In future analyses using this dataset we will explore further questions. The first is whether outcomes would be better if women were transferred to the hospital sooner during prolonged second stage of labor. For newborns, the most common indication for transfer was respiratory issues. These could potentially be mitigated by operative birth to end the second stage of labor and so might support earlier transfer. The most common indication for postpartum transfer for multiparous women was for repair of severe perineal lacerations. It is possible that perineal outcome for a spontaneous vaginal birth would be similar regardless of birth site, but exploration of this complication could provide information to guide clinical decision-making. A second area of research is whether we can identify characteristics that are associated with better or worse outcomes after prolonged second stage of labor. Perhaps better risk stratification could guide decision-making about transfers.

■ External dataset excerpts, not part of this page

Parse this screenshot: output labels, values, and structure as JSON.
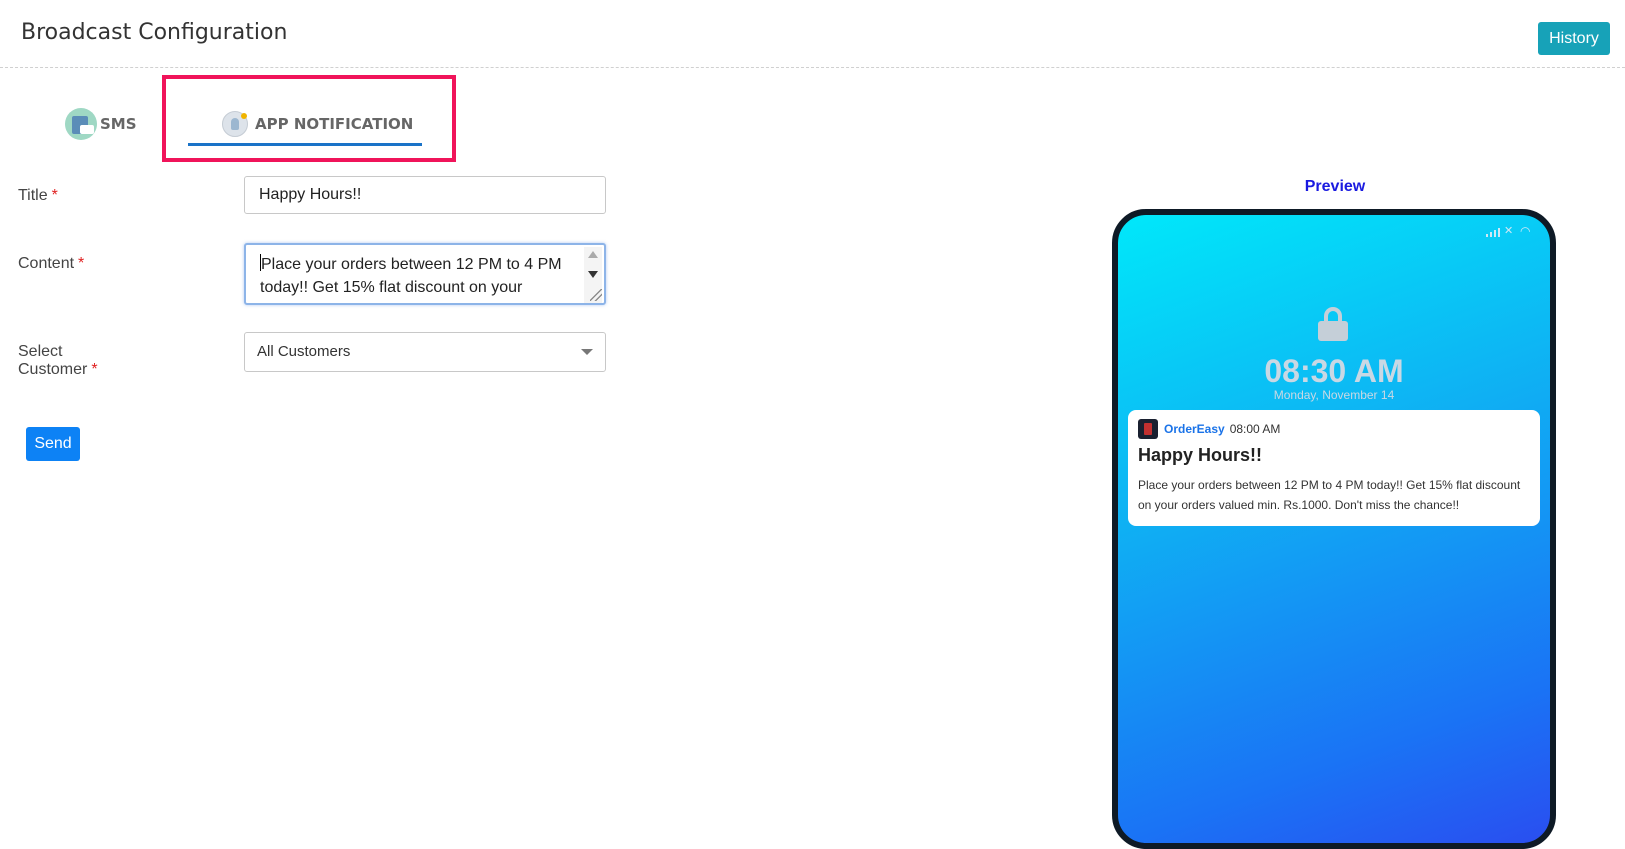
{
  "header": {
    "title": "Broadcast Configuration",
    "history_label": "History"
  },
  "tabs": [
    {
      "label": "SMS",
      "icon": "sms-icon"
    },
    {
      "label": "APP NOTIFICATION",
      "icon": "app-notification-icon",
      "active": true
    }
  ],
  "form": {
    "title_label": "Title",
    "title_value": "Happy Hours!!",
    "content_label": "Content",
    "content_value": "Place your orders between 12 PM to 4 PM today!! Get 15% flat discount on your orders valued min. Rs.1000. Don't miss the chance!!",
    "customer_label": "Select Customer",
    "customer_value": "All Customers",
    "required_mark": "*",
    "send_label": "Send"
  },
  "preview": {
    "label": "Preview",
    "time": "08:30 AM",
    "date": "Monday, November 14",
    "notification": {
      "app_name": "OrderEasy",
      "time": "08:00 AM",
      "title": "Happy Hours!!",
      "body": "Place your orders between 12 PM to 4 PM today!! Get 15% flat discount on your orders valued min. Rs.1000. Don't miss the chance!!"
    }
  },
  "colors": {
    "history_button": "#17a2b8",
    "send_button": "#0d82f5",
    "tab_underline": "#1a73c8",
    "highlight_box": "#f0145a",
    "preview_label": "#1a1ae0",
    "app_name": "#1a73e8"
  }
}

This study benefits from the use of a large, validated, national dataset that allows us to explore relatively rare outcomes. It has the limitations of any observational study based on a clinical dataset. While transfers, the primary outcomes, are required fields in the PDR and are consistently documented and have been validated [20], there is a substantial amount of missing data for the exposure (length of second stage) and some secondary outcomes, and these findings should be interpreted cautiously. Length of second stage was collected as a categorical variable, and the ranges go up to 1.5 hours. Thus, we do not know, for instance, how risk changed between 2 and 3.5 hours of second stage of labor. The highest category is for greater than 5 hours, not allowing us to explore outcomes of very long second stages of labor separately. Additionally, length of second stage may not have been collected consistently across all birth centers, as not all midwives perform vaginal exams to confirm full dilatation. It is unlikely, however, that any research protocol could precisely capture the moment of full dilatation to document onset of second stage labor. We believe that the possibility that there is some under-reporting of the length of second stage does not diminish the main results of this research. Since only approximately one third of birth centers contribute data to the PDR, birth centers that contribute data may differ in a systematic way from birth centers that do not contribute data. They may have more staff, which could facilitate data collection, or may be more connected to AABC, which could result in more use of AABC’s professional development resources to maintain current, high quality care. This potential for differences between birth centers that collect data and those that do not limits the generalizability of the study results.